Diabetes Care 26;1153-1157,2003 has an article titled The continuous glucose monitoring system is useful for detecting unrecognized hypoglycemias in patients with type 1 and type 2 diabetes but not better than frequent capillary glucose measurement for improving metabolic control, by Ana Chico, MD, PHD et al. These Spanish researchers evaluated the continuous glucose monitoring system (CGMS;MiniMed, Sylmar, CA) for its usefulness in investigating the incidence of unrecognized hypoglycemias in type 1 and type 2 diabetes and its implications for metabolic control. A total of 70 diabetic subjects (40 type 1 and 30 type 2 subjects) were monitored using CGMS. The numbers of unrecognized hypoglycemias were registered. Furthermore, the 40 type 1 diabetic patients whose treatment was modified in accordance with information obtained from the CGMS were compared with a control with 35 different type 1 diabetic patients using intensive capillary glucose measurements. HbA1c levels were measured before the monitoring period and 3 months later. The results indicated that CGMS detected unrecognized hypoglycemias in 62.5% of the type 1 diabetic patients and in 46.6% of the type 2 diabetic patients.
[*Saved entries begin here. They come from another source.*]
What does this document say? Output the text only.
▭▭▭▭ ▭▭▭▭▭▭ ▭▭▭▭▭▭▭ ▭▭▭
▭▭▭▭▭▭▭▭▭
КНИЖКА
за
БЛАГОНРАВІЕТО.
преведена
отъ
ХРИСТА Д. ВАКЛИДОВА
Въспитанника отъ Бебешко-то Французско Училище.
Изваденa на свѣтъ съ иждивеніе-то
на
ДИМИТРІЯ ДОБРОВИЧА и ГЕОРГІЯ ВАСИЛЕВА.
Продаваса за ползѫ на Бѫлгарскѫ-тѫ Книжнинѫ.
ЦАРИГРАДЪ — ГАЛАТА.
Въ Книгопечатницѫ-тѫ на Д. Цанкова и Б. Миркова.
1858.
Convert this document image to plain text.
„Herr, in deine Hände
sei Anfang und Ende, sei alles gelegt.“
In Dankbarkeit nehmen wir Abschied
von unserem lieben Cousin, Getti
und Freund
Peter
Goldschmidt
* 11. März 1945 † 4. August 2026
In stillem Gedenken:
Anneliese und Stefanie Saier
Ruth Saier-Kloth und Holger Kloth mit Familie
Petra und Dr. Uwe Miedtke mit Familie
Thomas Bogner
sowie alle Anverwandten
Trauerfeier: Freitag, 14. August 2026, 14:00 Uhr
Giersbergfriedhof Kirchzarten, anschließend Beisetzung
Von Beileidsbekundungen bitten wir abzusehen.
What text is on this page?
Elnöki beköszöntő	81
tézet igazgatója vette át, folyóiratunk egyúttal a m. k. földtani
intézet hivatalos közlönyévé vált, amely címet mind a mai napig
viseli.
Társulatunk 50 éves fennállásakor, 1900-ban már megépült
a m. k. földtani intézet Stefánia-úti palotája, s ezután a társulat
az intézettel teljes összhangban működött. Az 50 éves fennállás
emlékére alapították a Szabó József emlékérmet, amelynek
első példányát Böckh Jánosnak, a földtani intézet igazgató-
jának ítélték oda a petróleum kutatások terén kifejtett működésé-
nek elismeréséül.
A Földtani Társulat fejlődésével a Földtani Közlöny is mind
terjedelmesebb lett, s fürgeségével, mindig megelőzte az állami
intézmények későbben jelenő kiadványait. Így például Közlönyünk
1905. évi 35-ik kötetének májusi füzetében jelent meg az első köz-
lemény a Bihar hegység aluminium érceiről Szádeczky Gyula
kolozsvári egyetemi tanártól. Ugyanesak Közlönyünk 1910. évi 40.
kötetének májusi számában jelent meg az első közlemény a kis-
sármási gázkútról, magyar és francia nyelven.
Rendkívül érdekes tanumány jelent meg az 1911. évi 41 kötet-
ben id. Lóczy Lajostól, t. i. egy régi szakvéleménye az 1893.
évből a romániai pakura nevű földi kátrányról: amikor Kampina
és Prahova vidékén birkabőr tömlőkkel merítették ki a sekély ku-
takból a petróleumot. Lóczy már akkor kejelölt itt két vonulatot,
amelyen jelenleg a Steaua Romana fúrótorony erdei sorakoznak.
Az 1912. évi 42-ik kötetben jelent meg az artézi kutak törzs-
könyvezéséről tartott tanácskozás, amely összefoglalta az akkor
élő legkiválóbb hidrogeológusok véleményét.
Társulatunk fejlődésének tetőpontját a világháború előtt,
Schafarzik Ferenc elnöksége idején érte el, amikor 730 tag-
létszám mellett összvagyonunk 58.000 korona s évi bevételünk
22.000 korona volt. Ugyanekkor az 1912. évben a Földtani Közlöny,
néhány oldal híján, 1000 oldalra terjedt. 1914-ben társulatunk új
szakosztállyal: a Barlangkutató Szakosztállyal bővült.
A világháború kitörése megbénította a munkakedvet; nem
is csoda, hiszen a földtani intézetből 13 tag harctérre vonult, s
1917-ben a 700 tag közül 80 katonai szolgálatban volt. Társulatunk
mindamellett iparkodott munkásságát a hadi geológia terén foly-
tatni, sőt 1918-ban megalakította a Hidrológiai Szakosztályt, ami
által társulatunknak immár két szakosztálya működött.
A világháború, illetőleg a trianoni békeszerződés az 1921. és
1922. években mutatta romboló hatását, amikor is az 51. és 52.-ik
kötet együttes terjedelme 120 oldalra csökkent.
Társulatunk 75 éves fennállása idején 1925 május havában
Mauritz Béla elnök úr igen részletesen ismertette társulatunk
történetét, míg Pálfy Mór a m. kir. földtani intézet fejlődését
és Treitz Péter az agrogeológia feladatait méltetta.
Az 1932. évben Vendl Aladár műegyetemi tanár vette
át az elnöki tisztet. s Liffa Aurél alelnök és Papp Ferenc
They found that 73.7% of all events occurred at night. HbA1c concentrations decreased significantly in both the group of type 1 diabetic subjects monitored with the CGMS and the control group. The greatest reduction was observed in the subgroup of patients who started continuous subcutaneous insulin infusion therapy, both in the CGMS-monitored and control groups. They concluded that the CGMS is useful for detecting unrecognized hypoglycemias in type 1 and type 2 diabetic subjects, however, it is not better than standard capillary glucose measurements for improving metabolic control of type 1 diabetic subjects, regardless of the therapeutic regime.